From 1997 to 2004, 2019 and again in 2025, KASW broadcast Arizona Rattlers arena football, and KASW also aired games of the Phoenix Mercury from 1997 through 1999. Phoenix Rising FC soccer was seen on KASW from 2019 through 2021.

==Technical information==

===Subchannels===
The station's ATSC 1.0 channels are carried on the multiplexed signals of other Phoenix television stations:

Subchannels provided by KASW (ATSC 1.0)
| Subchannel | Res.Tooltip Display resolution | Short name | Programming | ATSC 1.0 host |
| 61.1 | 1080i | AZ 61 | Main KASW programming | KNXV-TV |
| 61.2 | 480i | Grit | Grit | KPNX |
| 61.3 | mystery | Ion Mystery | KTVK |
| 61.4 | HSN | HSN | KSAZ-TV |

===Analog-to-digital conversion===
KASW shut down its analog signal, over UHF channel 61, on June 12, 2009, the official date on which full-power television stations in the United States transitioned from analog to digital broadcasts. The station's digital signal continued to broadcast on its pre-transition UHF channel 49, using virtual channel 61. The station was then repacked to channel 27 in 2019.

===ATSC 3.0===

Subchannels of KASW (ATSC 3.0)
| Subchannel | Res. | Short name | Programming |
| 5.1 | 720p | KPHO-NG | CBS (KPHO-TV) |
| 10.1 | KSAZ_NG | Fox (KSAZ-TV) |
| 12.1 | 1080p | KPNX-NG | NBC (KPNX) |
| 15.1 | ABC15NG | ABC (KNXV-TV) |
| 45.1 | 720p | KUTP-NG | MyNetworkTV (KUTP) |
| 61.1 | 1080p | AZ61 NG | Main KASW programming |

On March 27, 2020, this station was launched as a high-power ATSC 3.0 (NextGen TV) transmitter for Phoenix, operating alongside KFPH-CD and carrying the main program streams of KASW, KNXV, KSAZ and KUTP. It also is being used in the testing of single-frequency networks, with a second transmitter atop Shaw Butte.

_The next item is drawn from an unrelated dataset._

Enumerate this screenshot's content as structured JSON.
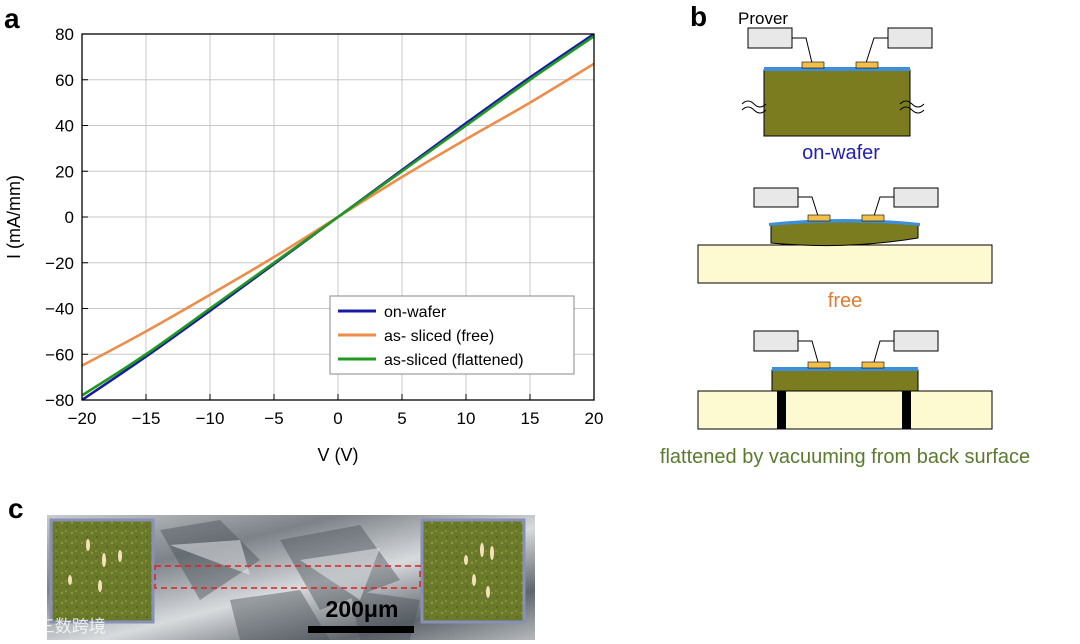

On July 8, 2021, KPHO and KPNX were added to KASW from KFPH-CD, placing all four major network affiliates on the same ATSC 3.0 multiplex.

===Translators===

At the time of ATSC 3.0 conversion, KASW had three dedicated translators: K34EF-D in Kingman, K21EA-D in Lake Havasu City, and K34EE-D in Cottonwood.

Since conversion, programming from KASW has been seen through the translators of its ATSC 1.0 hosts. K34EE-D in Cottonwood was switched to rebroadcast KNXV-TV in June 2021. Mohave County also surrendered the licenses of its two translators carrying KASW in July 2022.